Stay up to date with notifications from The Independent

Notifications can be managed in browser preferences.

Have you talked to your PC lately?

With the latest speech recognition packages, a computer can develop an acute ear for an individual's voice and deliver impressive results - and all for less than pounds 100.

David Fo
Monday 12 May 1997 23:02 BST
Comments

I've been talking to my computer a lot lately. It's a good listener - now. It wasn't initially. It used to disagree with me all the time. Although speech-recognition software is finally of real use to people, from lawyers and doctors to the disabled, users still need to invest time in training their software, even if the investment in time (and money) has been reduced considerably.

Indeed, there are now three surprisingly good speech-recognition systems available for under pounds 100, from IBM, Dragon Systems, and Kurzweil. Previously such packages cost pounds 500-pounds 1,000.

Generally, dictation is carried out slowly, with a pause between each word. The initial temptation is to speak very ... slowly ... indeed, but once you trust the computer to understand your words most of the time, you find you can speak reasonably fast, with only very short pauses between the words. It is certainly a lot faster than most of us can type.
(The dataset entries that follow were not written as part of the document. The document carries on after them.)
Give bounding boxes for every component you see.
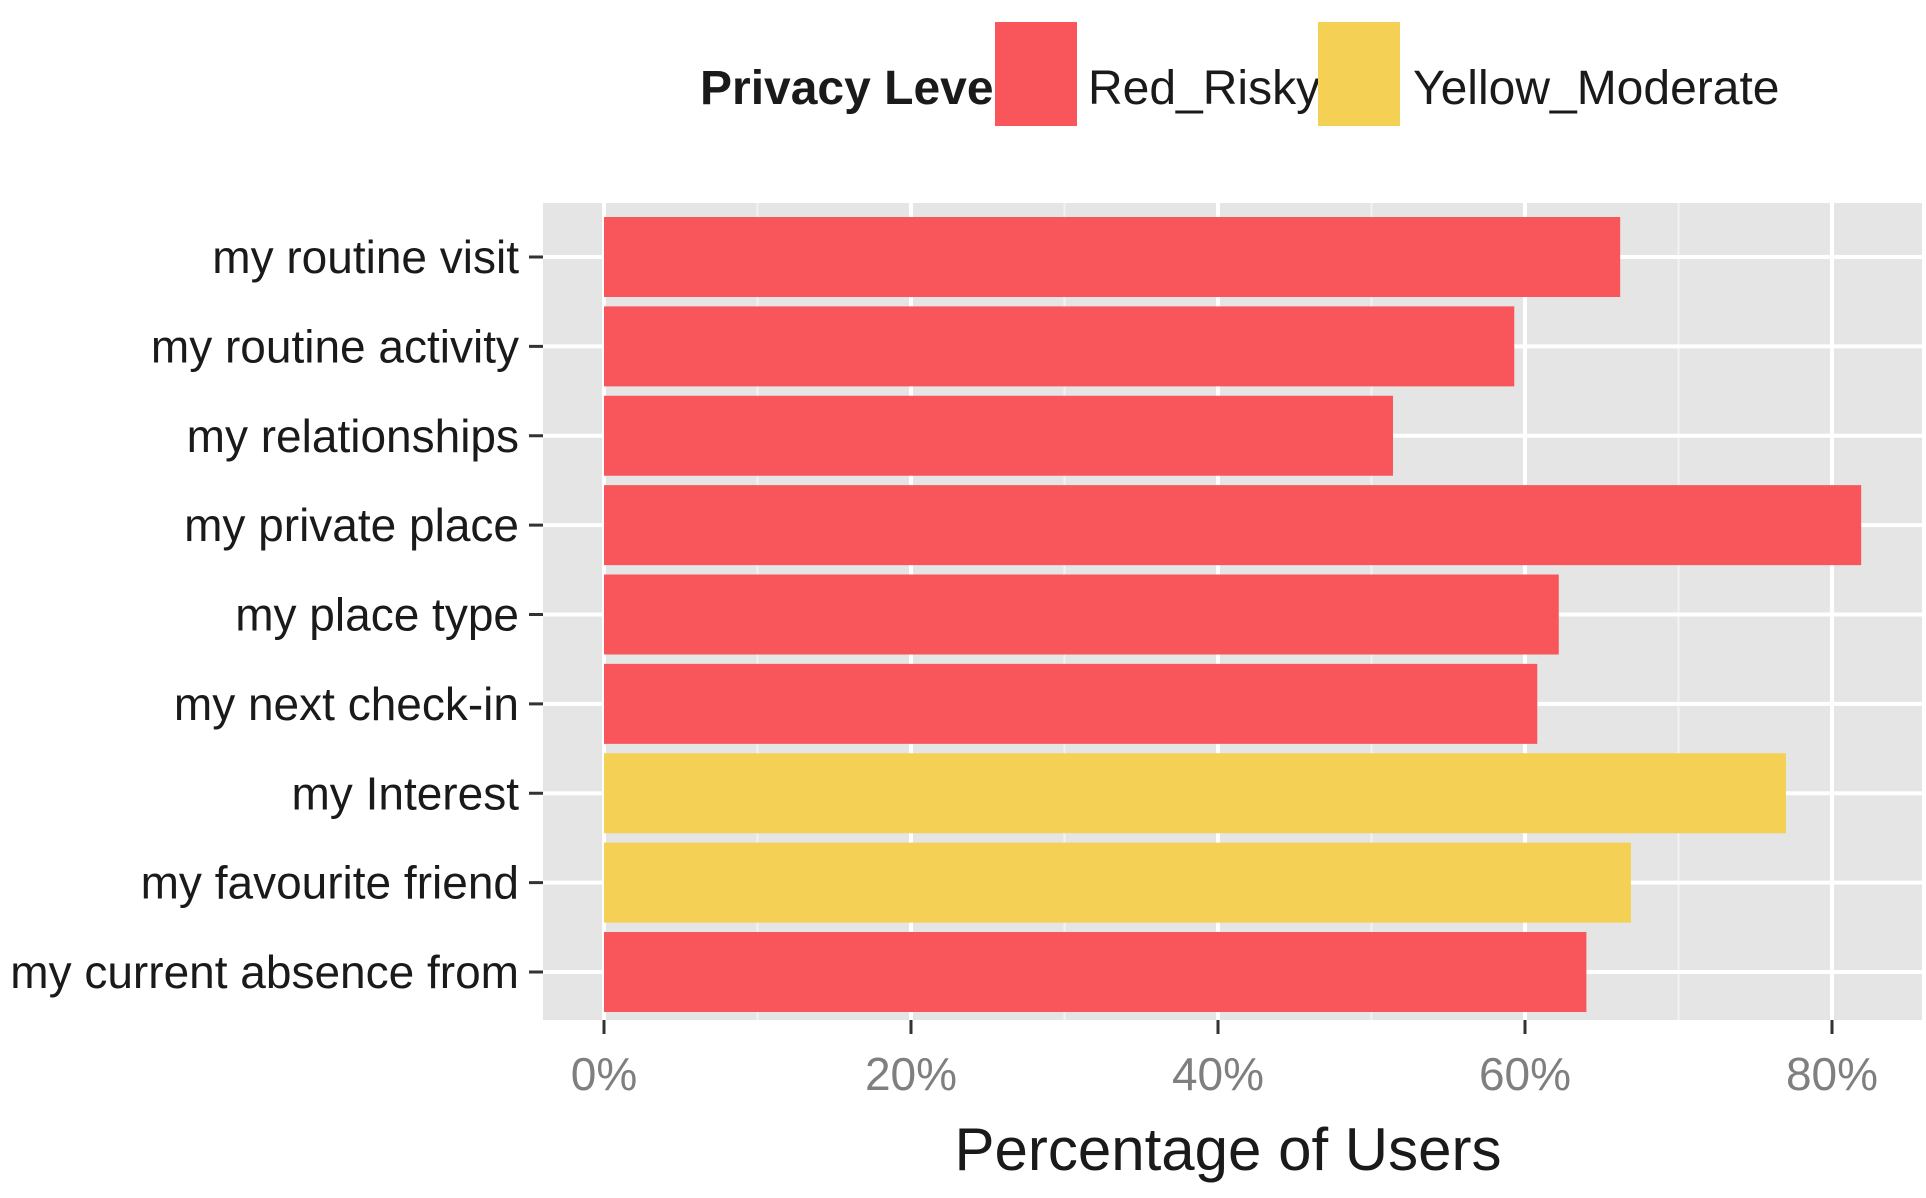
bar-my-relationships <box>604 395 1393 476</box>
category-axis: my routine visit my routine activity my re… <box>10 231 543 998</box>
bar-my-private-place <box>604 485 1862 566</box>
legend-swatch-red-risky <box>995 22 1077 126</box>
category-label: my private place <box>184 499 519 551</box>
bars <box>604 217 1862 1012</box>
legend-label-red-risky: Red_Risky <box>1088 62 1320 115</box>
x-tick-label: 40% <box>1172 1048 1264 1100</box>
x-tick-label: 60% <box>1479 1048 1571 1100</box>
category-label: my current absence from <box>10 946 519 998</box>
x-tick-label: 80% <box>1786 1048 1878 1100</box>
bar-my-current-absence-from <box>604 932 1587 1012</box>
value-axis: 0% 20% 40% 60% 80% <box>571 1020 1878 1100</box>
bar-my-next-check-in <box>604 663 1538 744</box>
category-label: my place type <box>235 589 519 641</box>
bar-my-routine-visit <box>604 217 1621 297</box>
legend-swatch-yellow-moderate <box>1318 22 1400 126</box>
bar-my-interest <box>604 753 1786 834</box>
bar-my-place-type <box>604 574 1559 655</box>
x-tick-label: 20% <box>865 1048 957 1100</box>
category-label: my routine visit <box>212 231 519 283</box>
legend: Privacy Level Red_Risky Yellow_Moderate <box>700 22 1779 126</box>
category-label: my routine activity <box>151 320 519 372</box>
x-tick-label: 0% <box>571 1048 637 1100</box>
category-label: my next check-in <box>174 678 519 730</box>
x-axis-title: Percentage of Users <box>955 1116 1502 1183</box>
category-label: my Interest <box>291 767 519 819</box>
category-label: my relationships <box>187 410 519 462</box>
legend-title: Privacy Level <box>700 62 1007 115</box>
bar-my-routine-activity <box>604 306 1515 387</box>
legend-label-yellow-moderate: Yellow_Moderate <box>1413 62 1779 115</box>
bar-my-favourite-friend <box>604 842 1631 923</box>
category-label: my favourite friend <box>141 857 519 909</box>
According to an IBM survey, only 15 per cent of PC users can touch-type. Even for a reasonable typist anything more than 30 words per minute is good, which is less than you might achieve from any of the speech-recognition systems straight from the box. Once user and system are used to each other, they should easily do 60 to 80wpm, climbing to 120wpm or more for regular users with a set vocabulary. The benefits for some professions who have to dictate reams of notes, such as lawyers and pathologists, are considerable, especially as there are upgraded versions of the various systems available with their specialist vocabularies.

But it takes time to get the best out of these packages. There are systems that can recognise virtually any voice without training, such as those used for automated telephone queries, but they use very limited vocabularies and need powerful computers.

Training can be frustrating at first, as the system tries to learn your speech patterns and often picks the wrong word. Each time it does you must correct it, so it can learn. It should take only one correction for it to recognise a word from then on - provided you say the word the same way each time.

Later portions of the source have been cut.